Voilà déjà trente ans que je suis chez les jésuites. Aujourd’hui le Bouthan a beaucoup changé et il n’est pas seulement connu comme le pays du dragon pacifique, mais aussi celui du Bonheur National Total, le seul pays du monde dépourvu d’oxyde de carbone. Un petit pays de tout juste un million d’habitants coincé entre l’Inde et la Chine, et les Bouthanais croient que c’est grâce à la protection de la divinité tutélaire du lieu que nous ne sommes pas avalés par ces deux géants.
Nous avons un gentil roi et une reine ; le père du roi a donné au Bouthan la démocratie et une constitution. Aussi avons-nous la liberté de conscience, mais officiellement le pays est bouddhiste. Le Bouthan aimerait conserver ses traditions et sa culture. L’éducation fondamentale et la santé sont gratuites pour tous.
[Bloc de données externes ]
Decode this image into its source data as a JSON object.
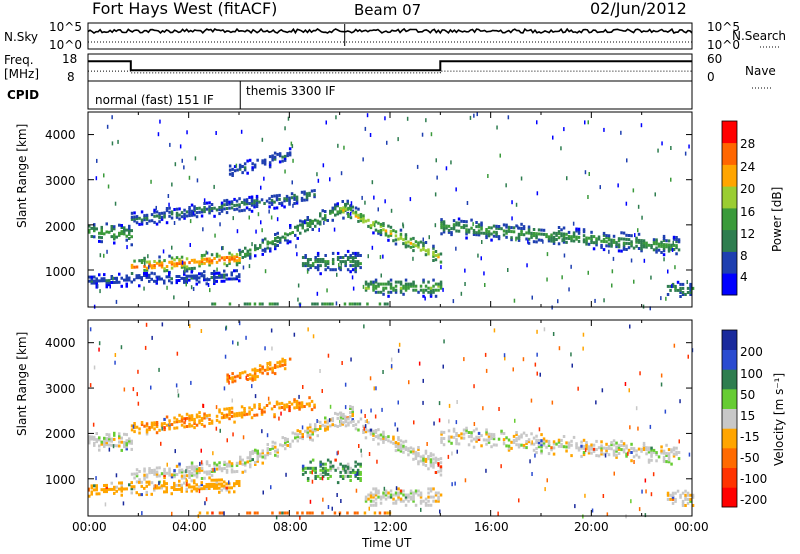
{
  "header": {
    "station": "Fort Hays West (fitACF)",
    "beam": "Beam 07",
    "date": "02/Jun/2012"
  },
  "status_panels": {
    "nsky_label": "N.Sky",
    "nsky_ticks": [
      "10^5",
      "10^0"
    ],
    "nsearch_label": "N.Search",
    "nsearch_ticks": [
      "10^5",
      "10^0"
    ],
    "freq_label_1": "Freq.",
    "freq_label_2": "[MHz]",
    "freq_ticks": [
      "18",
      "8"
    ],
    "nave_label": "Nave",
    "nave_ticks": [
      "60",
      "0"
    ],
    "cpid_label": "CPID",
    "cpid_segments": [
      {
        "start": 0,
        "label": "normal (fast) 151 IF"
      },
      {
        "start": 6.05,
        "label": "themis 3300 IF"
      }
    ],
    "freq_steps": [
      {
        "x": 0,
        "v": 15.3
      },
      {
        "x": 1.7,
        "v": 15.3
      },
      {
        "x": 1.7,
        "v": 12.0
      },
      {
        "x": 14.0,
        "v": 12.0
      },
      {
        "x": 14.0,
        "v": 15.3
      },
      {
        "x": 24,
        "v": 15.3
      }
    ],
    "nave_steps": [
      {
        "x": 0,
        "v": 22
      },
      {
        "x": 1.7,
        "v": 22
      },
      {
        "x": 1.7,
        "v": 18
      },
      {
        "x": 14.0,
        "v": 18
      },
      {
        "x": 14.0,
        "v": 22
      },
      {
        "x": 24,
        "v": 22
      }
    ]
  },
  "chart_data": [
    {
      "type": "heatmap",
      "name": "power",
      "ylabel": "Slant Range [km]",
      "ylim": [
        180,
        4500
      ],
      "yticks": [
        "4000",
        "3000",
        "2000",
        "1000"
      ],
      "ytick_values": [
        4000,
        3000,
        2000,
        1000
      ],
      "xlim": [
        0,
        24
      ],
      "colorbar_label": "Power [dB]",
      "colorbar_ticks": [
        "28",
        "24",
        "20",
        "16",
        "12",
        "8",
        "4"
      ],
      "colorbar_values": [
        28,
        24,
        20,
        16,
        12,
        8,
        4
      ],
      "colorbar_range": [
        0,
        30
      ],
      "colorbar_colors": [
        "#0000ff",
        "#1e3fb0",
        "#2e7d4f",
        "#3a9a3a",
        "#9acd32",
        "#ffa500",
        "#ff6600",
        "#ff0000"
      ],
      "bands": [
        {
          "t0": 0.0,
          "t1": 1.7,
          "r0": 1900,
          "r1": 1800,
          "w": 420,
          "p": 14
        },
        {
          "t0": 1.7,
          "t1": 6.0,
          "r0": 1100,
          "r1": 1300,
          "w": 380,
          "p": 24
        },
        {
          "t0": 6.0,
          "t1": 10.5,
          "r0": 1350,
          "r1": 2500,
          "w": 400,
          "p": 12
        },
        {
          "t0": 10.0,
          "t1": 14.0,
          "r0": 2400,
          "r1": 1300,
          "w": 380,
          "p": 18
        },
        {
          "t0": 14.0,
          "t1": 23.5,
          "r0": 2000,
          "r1": 1550,
          "w": 420,
          "p": 12
        },
        {
          "t0": 1.7,
          "t1": 9.0,
          "r0": 2150,
          "r1": 2700,
          "w": 350,
          "p": 8
        },
        {
          "t0": 0.0,
          "t1": 6.0,
          "r0": 800,
          "r1": 900,
          "w": 300,
          "p": 6
        },
        {
          "t0": 8.5,
          "t1": 10.8,
          "r0": 1200,
          "r1": 1200,
          "w": 500,
          "p": 10
        },
        {
          "t0": 11.0,
          "t1": 14.0,
          "r0": 650,
          "r1": 650,
          "w": 400,
          "p": 14
        },
        {
          "t0": 4.0,
          "t1": 12.0,
          "r0": 250,
          "r1": 250,
          "w": 120,
          "p": 18
        },
        {
          "t0": 23.0,
          "t1": 24.0,
          "r0": 600,
          "r1": 600,
          "w": 400,
          "p": 10
        },
        {
          "t0": 5.5,
          "t1": 8.0,
          "r0": 3200,
          "r1": 3600,
          "w": 300,
          "p": 6
        }
      ]
    },
    {
      "type": "heatmap",
      "name": "velocity",
      "ylabel": "Slant Range [km]",
      "ylim": [
        180,
        4500
      ],
      "yticks": [
        "4000",
        "3000",
        "2000",
        "1000"
      ],
      "ytick_values": [
        4000,
        3000,
        2000,
        1000
      ],
      "xlim": [
        0,
        24
      ],
      "xlabel": "Time UT",
      "xticks": [
        "00:00",
        "04:00",
        "08:00",
        "12:00",
        "16:00",
        "20:00",
        "00:00"
      ],
      "xtick_values": [
        0,
        4,
        8,
        12,
        16,
        20,
        24
      ],
      "colorbar_label": "Velocity [m s⁻¹]",
      "colorbar_ticks": [
        "200",
        "100",
        "50",
        "15",
        "-15",
        "-50",
        "-100",
        "-200"
      ],
      "colorbar_colors": [
        "#1a2a9c",
        "#2a4bd0",
        "#2e7d4f",
        "#66cc33",
        "#c8c8c8",
        "#ffa500",
        "#ff6a00",
        "#ff3300",
        "#ff0000"
      ],
      "bands": [
        {
          "t0": 0.0,
          "t1": 1.7,
          "r0": 1900,
          "r1": 1800,
          "w": 420,
          "v": 0
        },
        {
          "t0": 1.7,
          "t1": 6.0,
          "r0": 1100,
          "r1": 1300,
          "w": 380,
          "v": 0
        },
        {
          "t0": 6.0,
          "t1": 10.5,
          "r0": 1350,
          "r1": 2500,
          "w": 400,
          "v": 0
        },
        {
          "t0": 10.0,
          "t1": 14.0,
          "r0": 2400,
          "r1": 1300,
          "w": 380,
          "v": 0
        },
        {
          "t0": 14.0,
          "t1": 23.5,
          "r0": 2000,
          "r1": 1550,
          "w": 420,
          "v": 0
        },
        {
          "t0": 1.7,
          "t1": 9.0,
          "r0": 2150,
          "r1": 2700,
          "w": 350,
          "v": -40
        },
        {
          "t0": 0.0,
          "t1": 6.0,
          "r0": 800,
          "r1": 900,
          "w": 300,
          "v": -30
        },
        {
          "t0": 8.5,
          "t1": 10.8,
          "r0": 1200,
          "r1": 1200,
          "w": 500,
          "v": 30
        },
        {
          "t0": 11.0,
          "t1": 14.0,
          "r0": 650,
          "r1": 650,
          "w": 400,
          "v": 0
        },
        {
          "t0": 4.0,
          "t1": 12.0,
          "r0": 250,
          "r1": 250,
          "w": 120,
          "v": -60
        },
        {
          "t0": 23.0,
          "t1": 24.0,
          "r0": 600,
          "r1": 600,
          "w": 400,
          "v": 0
        },
        {
          "t0": 5.5,
          "t1": 8.0,
          "r0": 3200,
          "r1": 3600,
          "w": 300,
          "v": -50
        }
      ]
    }
  ]
}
- En tant que Bouthanais, je suis fier de mon pays et de mon peuple, qui n’a jamais été soumis à quelque pouvoir colonial. Comme Bouthanais, j’aimerais travailler à une compréhension en sorte qu’un bon chrétien puisse aussi être un Bouthanais loyal. Un bon Bouthanais ne doit pas nécessairement être bouddhiste. En tant que citoyen, je me fais du souci pour mon pays qui a également été touché par la globalisation et un consumérisme galopant ; les jeunes sont désorientés et peu à peu le matérialisme est la nouvelle idole. J’aimerais que mon pays vive en équilibre entre un traditionalisme étroit et sa culture et le développement moderne naïf ne nous convient pas.
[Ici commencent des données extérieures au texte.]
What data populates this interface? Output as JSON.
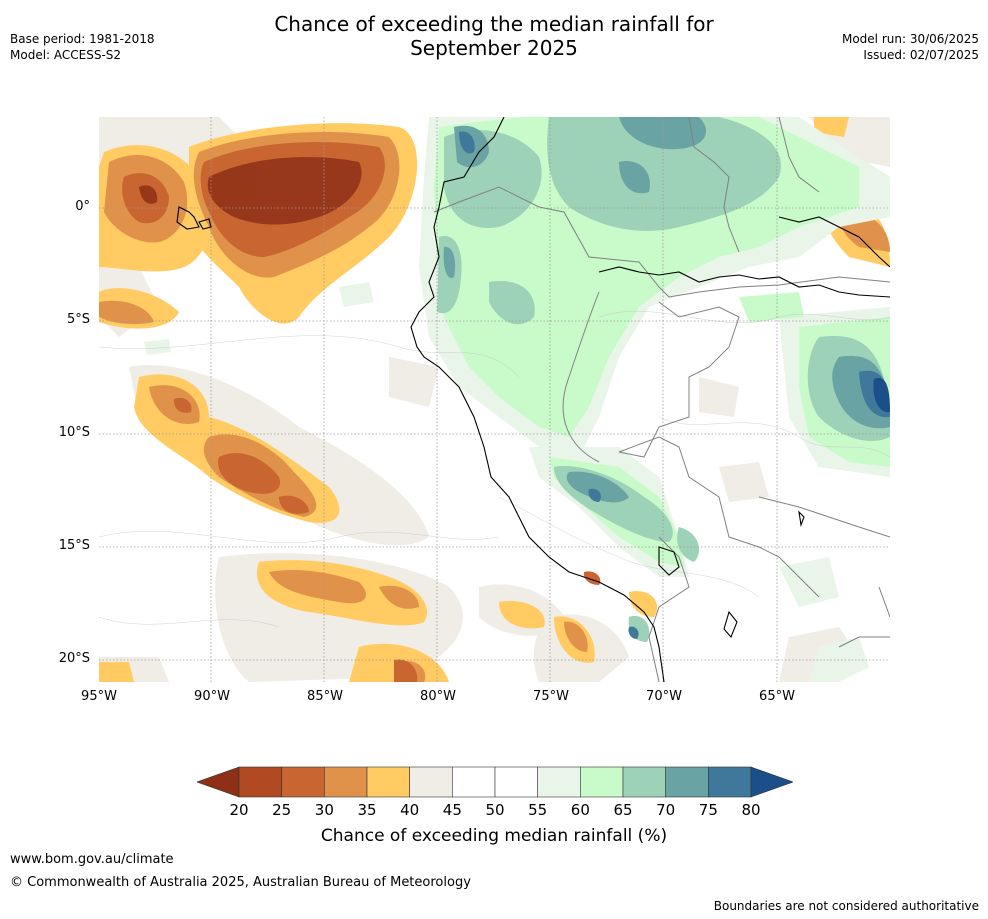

- En tant que jésuite, je vis le contact direct avec le dialogue entre les bouddhistes et les chrétiens. Je puis être un meilleur pratiquant du bouddhisme à cause du christianisme et je puis être un meilleur chrétien à cause de mes origines bouddhistes. Je n’ai pas besoin d’être exclusif, je me réjouis du cheminement, selon une parole du pape François. De nombreux parallèles peuvent être faits entre le bouddhisme et la spiritualité ignacienne.
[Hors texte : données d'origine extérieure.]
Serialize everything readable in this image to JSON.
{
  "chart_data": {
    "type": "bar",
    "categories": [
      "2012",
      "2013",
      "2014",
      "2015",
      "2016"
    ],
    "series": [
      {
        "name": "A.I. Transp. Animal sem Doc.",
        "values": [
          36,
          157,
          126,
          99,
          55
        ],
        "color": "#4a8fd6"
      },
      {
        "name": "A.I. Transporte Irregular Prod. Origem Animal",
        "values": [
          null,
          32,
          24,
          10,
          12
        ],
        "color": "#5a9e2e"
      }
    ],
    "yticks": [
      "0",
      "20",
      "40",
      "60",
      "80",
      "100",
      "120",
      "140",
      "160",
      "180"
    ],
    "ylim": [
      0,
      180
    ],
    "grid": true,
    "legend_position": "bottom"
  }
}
- En tant que prêtre catholique, je puis me fier à l’expérience de l’Eglise Universelle depuis deux mille ans. Je me suis mis à aimer l’Eglise comme une mère. Comme j’aime ma mère, je l’aime pour ce qu’elle signifie pour moi et, en tant qu’adulte, je me rends bien compte qu’elle n’est pas parfaite. Avec le pape François, je comprends qu’être un prêtre catholique, c’est être au service de la joie de l’évangile, l’avoir l’odeur des brebis, d’aller là où d’autres ne veulent pas aller afin d’aimer et de servir. Et aussi pour garder la mémoire du Dieu d’amour et de vie exprimé en Jésus et donné dans l’eucharistie.
Aujourd’hui je vis mieux avec ces trois identités en moi. C’est le triptyque d’être un Bouthanais avec une origine bouddhiste, un prêtre catholique qui n’a pas été élevé formellement en catholique, et un jésuite. Je considère tout cela comme un don de Dieu, d’être tel que je suis. Je sens aujourd’hui que, sur mes vêtements bouddhistes bouthanais, j’ai revêtu la livrée du Christ : je n’ai pas eu besoin de rejeter les premiers. Spécifiquement, je suis un prêtre catholique appelé à administrer les sacrements et appelé aussi au service de la Vérité qui va rendre libres tous les peuples. Je suis jésuite, avec le défi, malgré mes limites, d’être un homme aux marges, un serviteur de la joie de l’Evangile, et qui sait être audacieux.